The Personal Rule, 1629-40

Early in the twentieth century it was fashionable among historians to view the Personal Rule as a period of 'Eleven Years' Tyranny', during which Charles was suspected of trying to establish an absolutist government based on Continental models. However, there was no grand strategy on Charles' part - the decision to rule without Parliament was the culmination of frustration with the Commons' refusal to be pliant. Charles inherited his father's constitutional perspective; with regards to the relationship between Parliament and the monarchy, Charles was steadfast in his belief that it was an institution that existed only because the crown wanted it to be so. Charles was careful he remained within the law, though he did go right to the limits of its interpretation. The King had to ensure the legality of his regime because without the co-operation of the provincial political élite, government would collapse.

The dissolution of the third Parliament left Charles in a precarious financial position; he had failed to win a parliamentary grant, customs revenues were depreciated by war and there was growing mercantile hostility towards and refusal to pay tonnage and poundage. Most serious was that England was at war with the two most powerful European states - hence peace treaties were swiftly sought with France (1629) and Spain (1630). Merchants' boycott of trade eventually ebbed away as it became apparent that it would be quite some time before another Parliament sat. After deciding to abandon attempts to win the parliamentary subsidy, Charles had to find alternative means of generating revenue. Most important would be to avoid measures that could be seen as illegal or against custom - Charles could not afford to risk losing the support of the JPs and government officials in the localities, on whom effective government at the centre rested. With the advent of peace commercial opportunities in Europe expanded greatly; English merchants were quick to exploit these advantages in a Europe that was still torn apart by the Thirty Years' War. Strong maritime trade links were forged with Spain - the English supplies of arms, foodstuffs, and military and naval supplies were made all the more important because of great restrictions on land routes through western Europe. During the 1630s English maritime trade thus rose to unprecedented prosperity; concurrent was a huge growth in royal revenue - by the end of the 1630s Charles was effectively solvent.

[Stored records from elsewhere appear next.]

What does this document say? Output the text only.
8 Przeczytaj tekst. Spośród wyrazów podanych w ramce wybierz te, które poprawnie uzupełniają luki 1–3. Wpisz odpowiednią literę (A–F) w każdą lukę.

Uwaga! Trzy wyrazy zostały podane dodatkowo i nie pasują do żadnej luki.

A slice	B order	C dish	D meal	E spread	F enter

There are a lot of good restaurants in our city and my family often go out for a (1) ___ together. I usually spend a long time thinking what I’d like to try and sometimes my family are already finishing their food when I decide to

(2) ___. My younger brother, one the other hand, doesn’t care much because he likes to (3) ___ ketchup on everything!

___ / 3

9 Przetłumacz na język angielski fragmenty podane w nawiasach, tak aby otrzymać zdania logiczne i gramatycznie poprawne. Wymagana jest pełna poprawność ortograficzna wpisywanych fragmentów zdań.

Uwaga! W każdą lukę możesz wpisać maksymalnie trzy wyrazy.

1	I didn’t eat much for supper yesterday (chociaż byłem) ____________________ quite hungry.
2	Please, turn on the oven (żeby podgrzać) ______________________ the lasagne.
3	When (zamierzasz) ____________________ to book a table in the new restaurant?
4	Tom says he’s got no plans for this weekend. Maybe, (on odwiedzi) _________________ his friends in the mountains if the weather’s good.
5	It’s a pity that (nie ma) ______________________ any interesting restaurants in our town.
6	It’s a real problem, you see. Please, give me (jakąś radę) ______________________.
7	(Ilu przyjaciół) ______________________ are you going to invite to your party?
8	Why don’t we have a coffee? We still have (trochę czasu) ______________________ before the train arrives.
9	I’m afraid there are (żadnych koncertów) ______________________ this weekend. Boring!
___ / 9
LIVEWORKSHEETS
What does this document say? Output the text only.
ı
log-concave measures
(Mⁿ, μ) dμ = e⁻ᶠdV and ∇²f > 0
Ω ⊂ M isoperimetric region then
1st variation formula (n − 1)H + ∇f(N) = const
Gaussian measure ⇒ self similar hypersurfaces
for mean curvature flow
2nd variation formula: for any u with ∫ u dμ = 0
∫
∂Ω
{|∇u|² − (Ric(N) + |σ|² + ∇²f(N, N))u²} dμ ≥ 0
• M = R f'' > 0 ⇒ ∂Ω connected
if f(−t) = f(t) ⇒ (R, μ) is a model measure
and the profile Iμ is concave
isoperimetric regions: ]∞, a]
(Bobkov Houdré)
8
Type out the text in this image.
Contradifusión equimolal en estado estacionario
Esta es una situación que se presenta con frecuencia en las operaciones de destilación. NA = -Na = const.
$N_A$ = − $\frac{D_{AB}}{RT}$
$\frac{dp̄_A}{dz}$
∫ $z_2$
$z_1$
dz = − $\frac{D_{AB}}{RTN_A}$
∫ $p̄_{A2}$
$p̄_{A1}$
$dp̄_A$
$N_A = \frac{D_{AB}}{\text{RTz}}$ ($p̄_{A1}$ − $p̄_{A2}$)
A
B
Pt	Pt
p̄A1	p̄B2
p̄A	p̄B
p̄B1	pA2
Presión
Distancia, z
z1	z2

In 1629 however, a debt in excess of £1 million meant that urgent financial solutions had to be found. Weston went to considerable effort to curb royal expenditure. The Household took around 40% of the annual royal income. In part, this came down to its sheer size. Another problem was waste. It is estimated that savings somewhere around £80-90,000 per annum could have been achieved by cutting the costs of Court dining arrangements alone. However in political terms, such reform was too expensive. For all Weston's efforts, few significant economies in the Household were imposed and there was no reform of the structure of Charles' finances. On Weston's death in 1635 the Crown was almost solvent; this owes more to revenue generated from customs revenues and prerogative rights than any attempts at cost- cutting at the Court. Rather than risk attacking the patronage system and provoking considerable political backlash, Weston turned to prerogative rights of the crown which had fallen into disuse, an approach collectively termed as 'Fiscal Feudalism'.

Traditionally, men with an income over £40 were required to present themselves at the coronation for knighthood; the value of this sum had fallen with inflation and the practice had become antiquated. Charles exhumed it. Men who technically could be summoned by right of this custom were summoned and fined for failing to support the king. It was never Charles' interest to create more knights. Some men who were not eligible in 1626 were even fined. By the end of the 1630s this had raised an additional £170,000, i.e. the equivalent of around three parliamentary subsidies. Financial success with the use, or misuse, of the obsolete custom of distraint of knighthood came at a cost; Clarendon wrote about the unpopularity of the measure, and Lord Montagu noted the short-term gains were likely to be costly in terms of political loyalty. However the legality of knighthood fines was never doubted.

More dubious was the exploitation of the forest law concerning the royal forests. The government declared the boundaries of the royal forests from the time of Henry II, and thus many properties were technically encroaching on royal land. This meant that the property owners could be fined. The Earl of Salisbury was fined £20,000 for encroachment on Rockingham Forest, though fines were generally up to £4,000. There were other more substantial and permanent means of raising money; these were just as unpopular.